Aveva circa 10 anni. Il suo aggiungersi a squadre in cui i compagni giocavano da 3 o 4 anni, unito a un piede oggettivamente mediocre lo ha portato ad essere quasi sempre un panchinaro, nella migliore delle ipotesi. Ma lui, fino ad un certo punto, si è divertito, anche solo a fare le partitelle di allenamento e a guardare e tifare i suoi compagni in quelle di campionato. Parliamo di squadre non blasonate, se blasonate si può dire nel limite dei campionati provinciali, ma tant’è; le uniche che potessero accettare un absolute beginner undicenne a cui natura non ha dato.
Dicevo: fino ad un certo punto. E più precisamente fino a quando sono state divise le squadre anche per fare gli allenamenti, non solo le partite di tabellone. Questo mi è sembrato un chiaro atteggiamento, che nell’ambito lavorativo si chiamerebbe mobbing, per disincentivare la partecipazione dei più brocchi tra i brocchi, in una squadra troppo numerosa.
Ma non subito, verso metà campionato, quando le quote partecipative erano già state pagate.
Pecunia non olet, i giocatori scarsi invece sì.
Tralascio gli epiteti che sono usciti dalle bocche degli allenatori e, peggiori ancora, dai genitori sugli spalti, perché parlando di preadolescenti non fanno parte del mio vocabolario e, a ben guardare, neanche per gli adulti. Coach che pensavano, forse, di allenare una nazionale e genitori che credevano di crescere il futuro pallone d’oro. Molto mi sarebbe piaciuto far notare che se un ragazzino di undici anni milita ancora in una squadra da fondo classifica a Piacenza, forse proprio un fenomeno non è.

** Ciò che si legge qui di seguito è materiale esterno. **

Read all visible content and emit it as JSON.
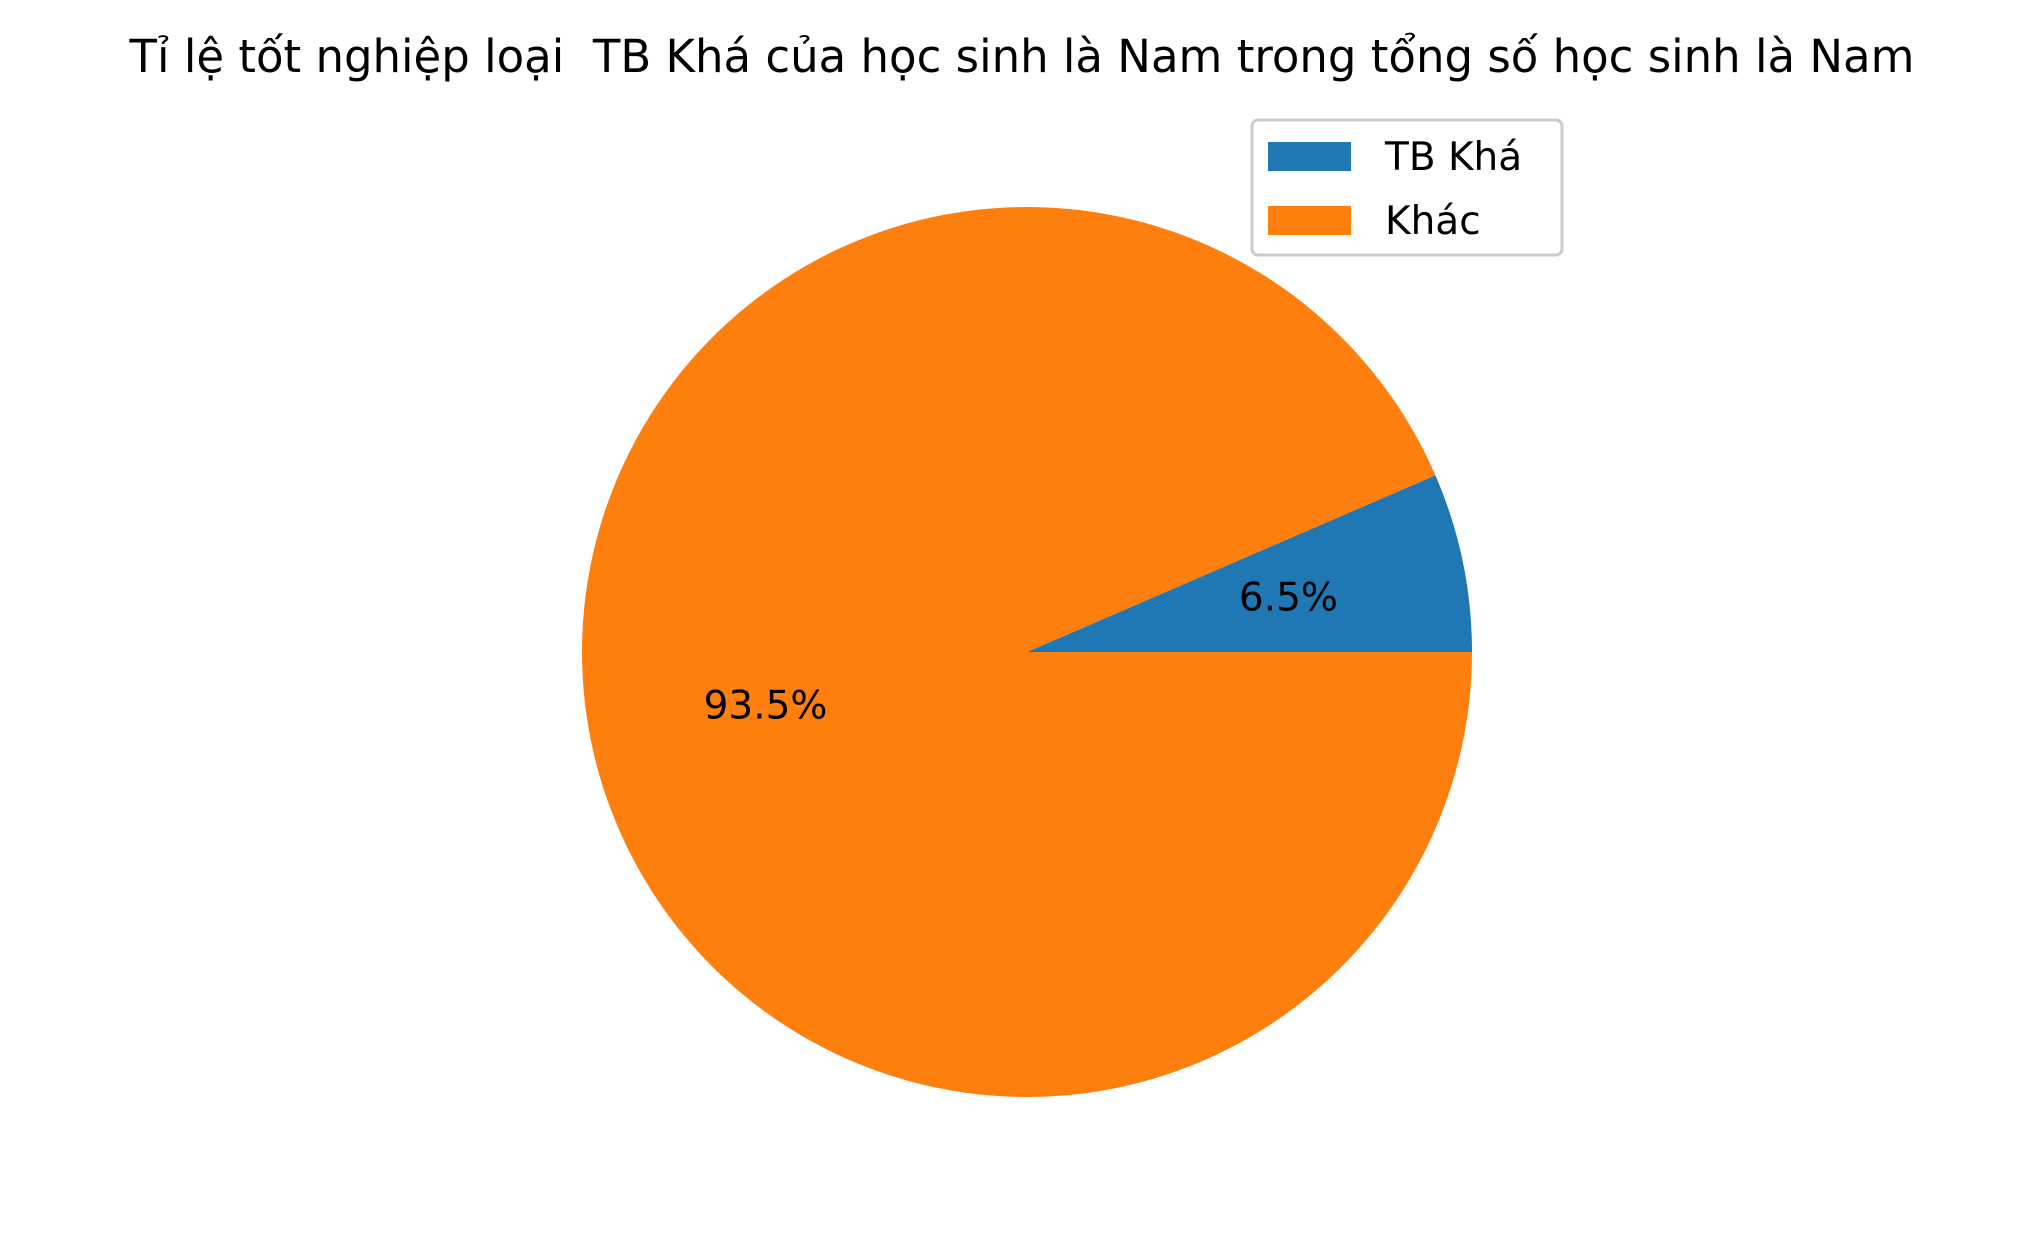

Completamente diversa la situazione di mia figlia che gioca in una squadra mista in provincia e, se possibile, di questa vorrei fare il nome: si tratta del San Polo Calcio. Direzione, amministrazione, team di allenatori e genitori sono tutti dello stesso avviso: si gioca per divertirsi, imparare il rispetto, le regole e per fare squadra dentro e fuori dal campo. Si vince e si perde tutti, quello che conta è aver fatto del proprio meglio. Dico società e genitori perché entrambi sono artefici del comportamento finale: una società che punta essenzialmente a fare giocare tutti a dispetto del risultato non può accettare genitori con mire da classifica e, viceversa, genitori moderati e oggettivi non possono sottostare ad atteggiamenti umilianti e che nulla hanno a che vedere con un ambiente sano nell’ambiente giovanile.
Per concludere, quindi, penso, che non siano da incriminare gli uni o gli altri, ma gli uni E gli altri, perché, come in tutti gli altri aspetti della vita, ci si sceglie, si cerca qualcuno che ci somigli, in cui riconoscersi e io con mia figlia l’ho trovato. Resta sempre poco piacevole essere spettatore in tribuna perché si ascoltano parole che fanno rabbrividire, oppure notare che le stesse squadre che in campionato schierano dei giocatori, nei tornei ne portano altri che sembrano grandi il doppio, neanche ci fosse la coppa con le orecchie in palio; ma ho risolto che il problema non è e non deve essere il mio, né di mia figlia che a volte vince, più spesso perde, ma quando esce dal campo ha i capelli sudati, la faccia rossa e gli occhi che brillano".